From a procedural standpoint, the possibility for a region to rejoin the EU without achieving an agreement with the existing members would conflict with the CJEU’s pronouncement that an accession treaty must be reached between the existing states and the newly joining state.

Notably, proponents of secession argue that instead of using traditional enlargement procedures, Article 48 can be used. A solution offered by Article 48 is the possibility to amend the EU treaties. The treaties could then be translated in a way that allows for a separatist region’s post-independence membership. But in order to launch accession procedures with the EU on its own behalf, the separatist region should be internationally recognised as an independent state at the outset. Therefore, it is problematic whether all member states, and especially those having separatist movements would be willing to do so. This gives significant power to the member states struggling with separatism to derail independence movements within their territory.

As for the political and economic difficulties, it should be addressed that the denial of EU membership would entail the newly-independent state losing EU benefits, which might create long-term economic challenges. Losing access to the euro currency, membership in the European Economic Area, and the benefits of open borders are serious concerns. As Connor Pfeiffer argues, “the prospect of these difficulties was a potent weapon deployed by the no-vote coalition in Scotland.”

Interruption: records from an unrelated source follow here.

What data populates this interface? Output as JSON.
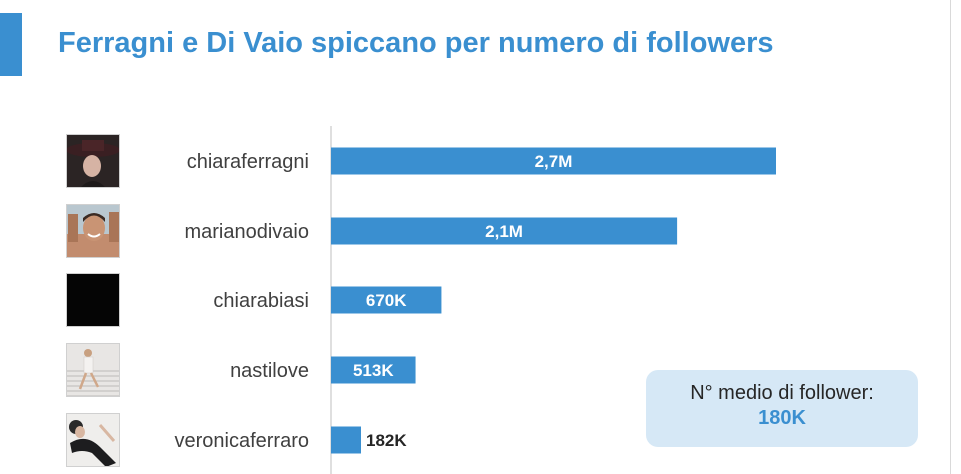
{
  "title": "Ferragni e Di Vaio spiccano per numero di followers",
  "colors": {
    "accent": "#3a8fd0",
    "bar": "#3a8fd0",
    "box_bg": "#d6e8f6"
  },
  "chart_data": {
    "type": "bar",
    "orientation": "horizontal",
    "categories": [
      "chiaraferragni",
      "marianodivaio",
      "chiarabiasi",
      "nastilove",
      "veronicaferraro"
    ],
    "values": [
      2700000,
      2100000,
      670000,
      513000,
      182000
    ],
    "data_labels": [
      "2,7M",
      "2,1M",
      "670K",
      "513K",
      "182K"
    ],
    "avatar_icons": [
      "avatar-hat-woman",
      "avatar-smiling-man",
      "avatar-black",
      "avatar-woman-stairs",
      "avatar-woman-lying"
    ],
    "xlim": [
      0,
      2700000
    ],
    "grid": false,
    "legend": "none"
  },
  "summary_box": {
    "label": "N° medio di follower:",
    "value": "180K"
  }
}
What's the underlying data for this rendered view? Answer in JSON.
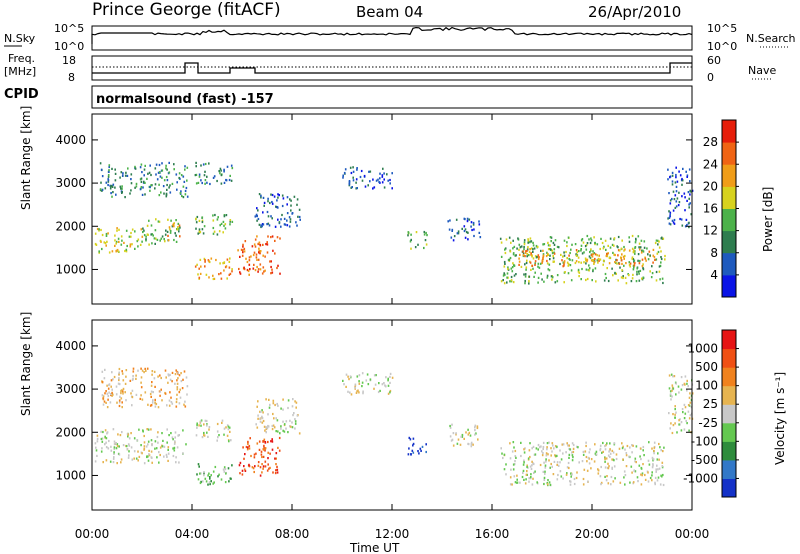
{
  "header": {
    "station": "Prince George (fitACF)",
    "beam": "Beam 04",
    "date": "26/Apr/2010"
  },
  "noise_panel": {
    "left_label": "N.Sky",
    "right_label": "N.Search",
    "ticks_left": [
      "10^5",
      "10^0"
    ],
    "ticks_right": [
      "10^5",
      "10^0"
    ]
  },
  "freq_panel": {
    "left_label_1": "Freq.",
    "left_label_2": "[MHz]",
    "right_label": "Nave",
    "ticks_left": [
      "18",
      "8"
    ],
    "ticks_right": [
      "60",
      "0"
    ]
  },
  "cpid": {
    "label": "CPID",
    "program": "normalsound (fast) -157"
  },
  "x_axis": {
    "label": "Time UT",
    "ticks": [
      "00:00",
      "04:00",
      "08:00",
      "12:00",
      "16:00",
      "20:00",
      "00:00"
    ]
  },
  "chart_data": [
    {
      "type": "heatmap",
      "title": "",
      "xlabel": "Time UT",
      "ylabel": "Slant Range [km]",
      "x_ticks": [
        "00:00",
        "04:00",
        "08:00",
        "12:00",
        "16:00",
        "20:00",
        "00:00"
      ],
      "xlim_hours": [
        0,
        24
      ],
      "ylim_km": [
        200,
        4600
      ],
      "y_ticks": [
        1000,
        2000,
        3000,
        4000
      ],
      "colorbar": {
        "label": "Power [dB]",
        "ticks": [
          "4",
          "8",
          "12",
          "16",
          "20",
          "24",
          "28"
        ],
        "colors": [
          "#0a14e6",
          "#1e5abe",
          "#2e7d4f",
          "#4cb24a",
          "#d7d21e",
          "#f09d18",
          "#f06414",
          "#e61e0a"
        ]
      }
    },
    {
      "type": "heatmap",
      "title": "",
      "xlabel": "Time UT",
      "ylabel": "Slant Range [km]",
      "x_ticks": [
        "00:00",
        "04:00",
        "08:00",
        "12:00",
        "16:00",
        "20:00",
        "00:00"
      ],
      "xlim_hours": [
        0,
        24
      ],
      "ylim_km": [
        200,
        4600
      ],
      "y_ticks": [
        1000,
        2000,
        3000,
        4000
      ],
      "colorbar": {
        "label": "Velocity [m s⁻¹]",
        "ticks": [
          "1000",
          "500",
          "100",
          "25",
          "-25",
          "-100",
          "-500",
          "-1000"
        ],
        "colors": [
          "#1432c8",
          "#3278c8",
          "#2e8c3c",
          "#64c850",
          "#c8c8c8",
          "#e6b450",
          "#f0821e",
          "#f05014",
          "#e61414"
        ]
      }
    }
  ],
  "legend_power_blobs": [
    {
      "t0": 0.1,
      "t1": 2.0,
      "r0": 1400,
      "r1": 2000,
      "c": 4
    },
    {
      "t0": 2.0,
      "t1": 3.5,
      "r0": 1600,
      "r1": 2200,
      "c": 3
    },
    {
      "t0": 0.3,
      "t1": 3.8,
      "r0": 2700,
      "r1": 3500,
      "c": 2
    },
    {
      "t0": 3.0,
      "t1": 3.5,
      "r0": 1700,
      "r1": 2100,
      "c": 5
    },
    {
      "t0": 4.1,
      "t1": 5.6,
      "r0": 800,
      "r1": 1300,
      "c": 5
    },
    {
      "t0": 4.1,
      "t1": 5.6,
      "r0": 1800,
      "r1": 2300,
      "c": 3
    },
    {
      "t0": 4.1,
      "t1": 5.6,
      "r0": 3000,
      "r1": 3500,
      "c": 2
    },
    {
      "t0": 5.8,
      "t1": 7.5,
      "r0": 900,
      "r1": 1800,
      "c": 6
    },
    {
      "t0": 6.5,
      "t1": 8.3,
      "r0": 2000,
      "r1": 2800,
      "c": 1
    },
    {
      "t0": 10.0,
      "t1": 12.0,
      "r0": 2900,
      "r1": 3400,
      "c": 1
    },
    {
      "t0": 12.6,
      "t1": 13.4,
      "r0": 1500,
      "r1": 1900,
      "c": 3
    },
    {
      "t0": 14.2,
      "t1": 15.5,
      "r0": 1700,
      "r1": 2200,
      "c": 1
    },
    {
      "t0": 16.3,
      "t1": 22.9,
      "r0": 700,
      "r1": 1800,
      "c": 3
    },
    {
      "t0": 17.0,
      "t1": 22.5,
      "r0": 1100,
      "r1": 1500,
      "c": 5
    },
    {
      "t0": 23.0,
      "t1": 24.0,
      "r0": 2000,
      "r1": 3400,
      "c": 1
    }
  ],
  "legend_velocity_blobs": [
    {
      "t0": 0.1,
      "t1": 3.8,
      "r0": 1300,
      "r1": 2100,
      "c": 4
    },
    {
      "t0": 0.3,
      "t1": 3.8,
      "r0": 2600,
      "r1": 3500,
      "c": 5
    },
    {
      "t0": 4.1,
      "t1": 5.6,
      "r0": 1800,
      "r1": 2300,
      "c": 4
    },
    {
      "t0": 4.1,
      "t1": 5.6,
      "r0": 800,
      "r1": 1300,
      "c": 3
    },
    {
      "t0": 5.8,
      "t1": 7.5,
      "r0": 1000,
      "r1": 1900,
      "c": 7
    },
    {
      "t0": 6.5,
      "t1": 8.3,
      "r0": 2000,
      "r1": 2800,
      "c": 4
    },
    {
      "t0": 10.0,
      "t1": 12.0,
      "r0": 2900,
      "r1": 3400,
      "c": 4
    },
    {
      "t0": 12.6,
      "t1": 13.4,
      "r0": 1500,
      "r1": 1900,
      "c": 0
    },
    {
      "t0": 14.2,
      "t1": 15.5,
      "r0": 1700,
      "r1": 2200,
      "c": 4
    },
    {
      "t0": 16.3,
      "t1": 22.9,
      "r0": 800,
      "r1": 1800,
      "c": 4
    },
    {
      "t0": 23.0,
      "t1": 24.0,
      "r0": 2000,
      "r1": 3400,
      "c": 4
    }
  ]
}
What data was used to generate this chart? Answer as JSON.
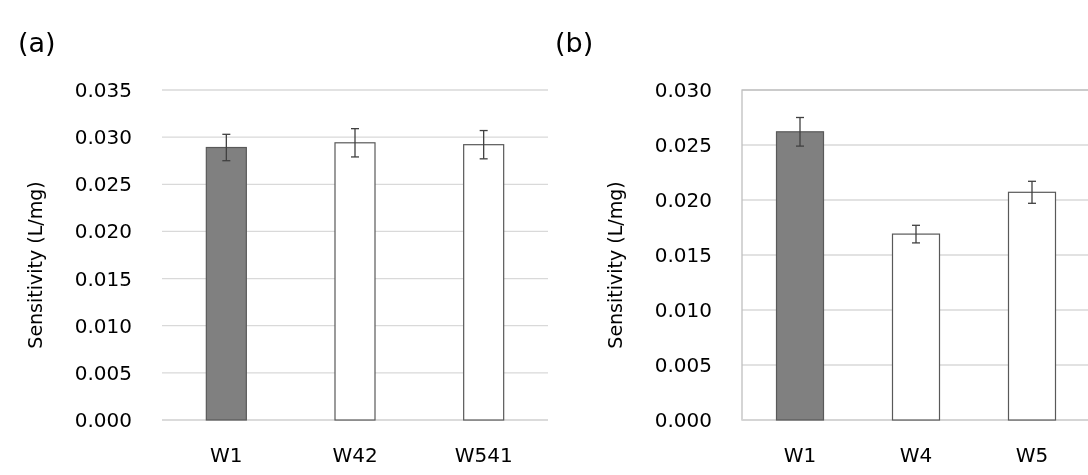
{
  "chart_data": [
    {
      "type": "bar",
      "title": "(a)",
      "ylabel": "Sensitivity (L/mg)",
      "categories": [
        "W1",
        "W42",
        "W541"
      ],
      "values": [
        0.0289,
        0.0294,
        0.0292
      ],
      "errors": [
        0.0014,
        0.0015,
        0.0015
      ],
      "colors": [
        "#808080",
        "#ffffff",
        "#ffffff"
      ],
      "ylim": [
        0,
        0.035
      ],
      "yticks": [
        {
          "value": 0,
          "label": "0.000"
        },
        {
          "value": 0.005,
          "label": "0.005"
        },
        {
          "value": 0.01,
          "label": "0.010"
        },
        {
          "value": 0.015,
          "label": "0.015"
        },
        {
          "value": 0.02,
          "label": "0.020"
        },
        {
          "value": 0.025,
          "label": "0.025"
        },
        {
          "value": 0.03,
          "label": "0.030"
        },
        {
          "value": 0.035,
          "label": "0.035"
        }
      ],
      "grid": "y"
    },
    {
      "type": "bar",
      "title": "(b)",
      "ylabel": "Sensitivity (L/mg)",
      "categories": [
        "W1",
        "W4",
        "W5"
      ],
      "values": [
        0.0262,
        0.0169,
        0.0207
      ],
      "errors": [
        0.0013,
        0.0008,
        0.001
      ],
      "colors": [
        "#808080",
        "#ffffff",
        "#ffffff"
      ],
      "ylim": [
        0,
        0.03
      ],
      "yticks": [
        {
          "value": 0,
          "label": "0.000"
        },
        {
          "value": 0.005,
          "label": "0.005"
        },
        {
          "value": 0.01,
          "label": "0.010"
        },
        {
          "value": 0.015,
          "label": "0.015"
        },
        {
          "value": 0.02,
          "label": "0.020"
        },
        {
          "value": 0.025,
          "label": "0.025"
        },
        {
          "value": 0.03,
          "label": "0.030"
        }
      ],
      "grid": "y"
    }
  ]
}
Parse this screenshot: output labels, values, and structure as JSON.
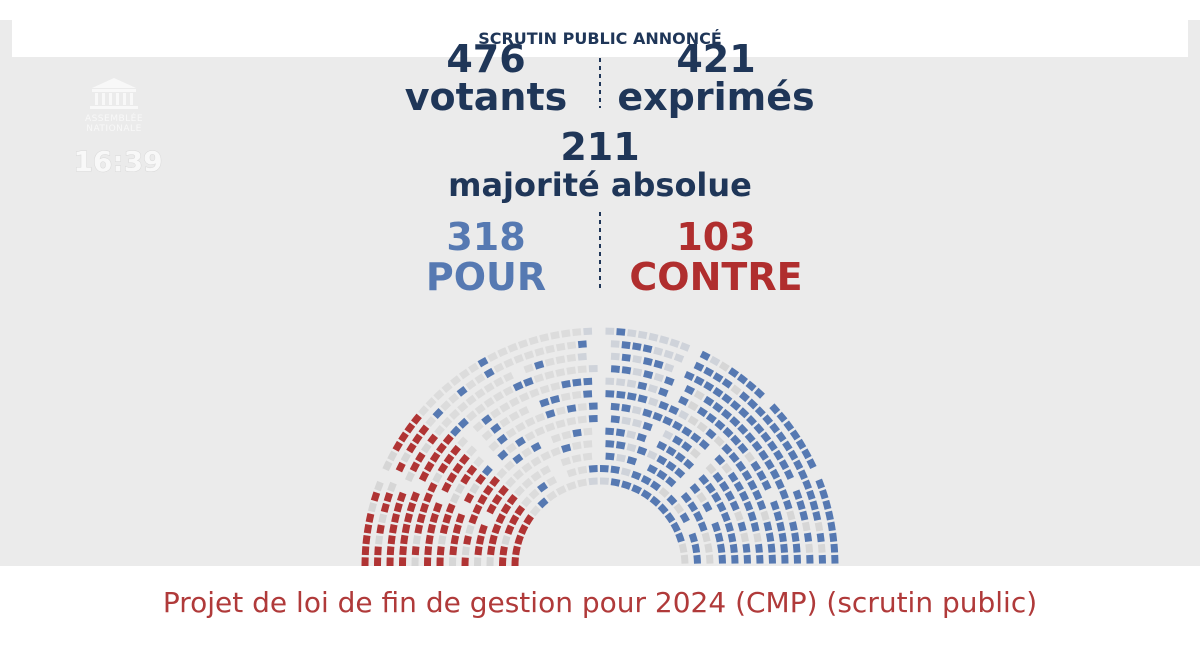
{
  "header": {
    "label": "SCRUTIN PUBLIC ANNONCÉ"
  },
  "logo": {
    "line1": "ASSEMBLÉE",
    "line2": "NATIONALE"
  },
  "clock": "16:39",
  "results": {
    "votants": {
      "value": 476,
      "label": "votants"
    },
    "exprimes": {
      "value": 421,
      "label": "exprimés"
    },
    "majorite": {
      "value": 211,
      "label": "majorité absolue"
    },
    "pour": {
      "value": 318,
      "label": "POUR"
    },
    "contre": {
      "value": 103,
      "label": "CONTRE"
    }
  },
  "footer": {
    "title": "Projet de loi de fin de gestion pour 2024 (CMP) (scrutin public)"
  }
}
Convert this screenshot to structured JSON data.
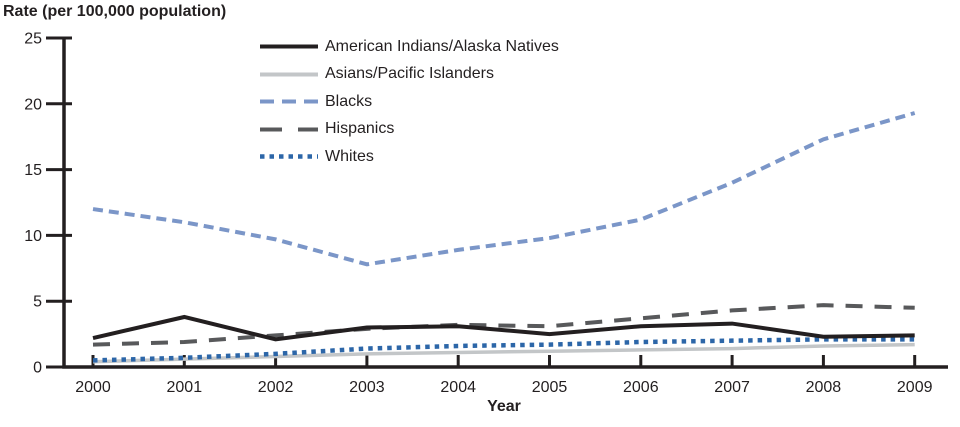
{
  "title": "Rate (per 100,000 population)",
  "xaxis_title": "Year",
  "colors": {
    "axis": "#231f20",
    "american_indians": "#231f20",
    "asians": "#c3c6c8",
    "blacks": "#7b96c8",
    "hispanics": "#58595b",
    "whites": "#2c66a8"
  },
  "chart_data": {
    "type": "line",
    "title": "Rate (per 100,000 population)",
    "xlabel": "Year",
    "ylabel": "Rate (per 100,000 population)",
    "categories": [
      "2000",
      "2001",
      "2002",
      "2003",
      "2004",
      "2005",
      "2006",
      "2007",
      "2008",
      "2009"
    ],
    "yticks": [
      0,
      5,
      10,
      15,
      20,
      25
    ],
    "ylim": [
      0,
      25
    ],
    "grid": false,
    "legend_position": "top-center-inside",
    "series": [
      {
        "id": "american-indians",
        "name": "American Indians/Alaska Natives",
        "style": "solid",
        "color": "#231f20",
        "width": 4,
        "values": [
          2.2,
          3.8,
          2.1,
          3.0,
          3.1,
          2.5,
          3.1,
          3.3,
          2.3,
          2.4
        ]
      },
      {
        "id": "asians",
        "name": "Asians/Pacific Islanders",
        "style": "solid",
        "color": "#c3c6c8",
        "width": 3.5,
        "values": [
          0.4,
          0.6,
          0.8,
          1.0,
          1.1,
          1.2,
          1.3,
          1.4,
          1.6,
          1.7
        ]
      },
      {
        "id": "blacks",
        "name": "Blacks",
        "style": "dashed",
        "color": "#7b96c8",
        "width": 4,
        "values": [
          12.0,
          11.0,
          9.7,
          7.8,
          8.9,
          9.8,
          11.2,
          14.0,
          17.3,
          19.3
        ]
      },
      {
        "id": "hispanics",
        "name": "Hispanics",
        "style": "long-dashed",
        "color": "#58595b",
        "width": 4,
        "values": [
          1.7,
          1.9,
          2.4,
          2.9,
          3.2,
          3.1,
          3.7,
          4.3,
          4.7,
          4.5
        ]
      },
      {
        "id": "whites",
        "name": "Whites",
        "style": "dotted",
        "color": "#2c66a8",
        "width": 4.5,
        "values": [
          0.5,
          0.7,
          1.0,
          1.4,
          1.6,
          1.7,
          1.9,
          2.0,
          2.1,
          2.1
        ]
      }
    ]
  }
}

Independence movements threaten the solidity of the EU, which has already been undermined in recent years by the economic crisis, fiscal problems in Greece, and the high possibility that Britain might leave the EU. There are serious concerns that Catalonia’s very public movement towards independence could fan the separatist flames in regions of Italy, Belgium, Germany, and Scotland. Even if Catalonia and Scotland break free, either would be unlikely to gain membership in the European Union or be recognised internationally. Furthermore, their independence could lead to the further fragmentation of the EU through a domino effect.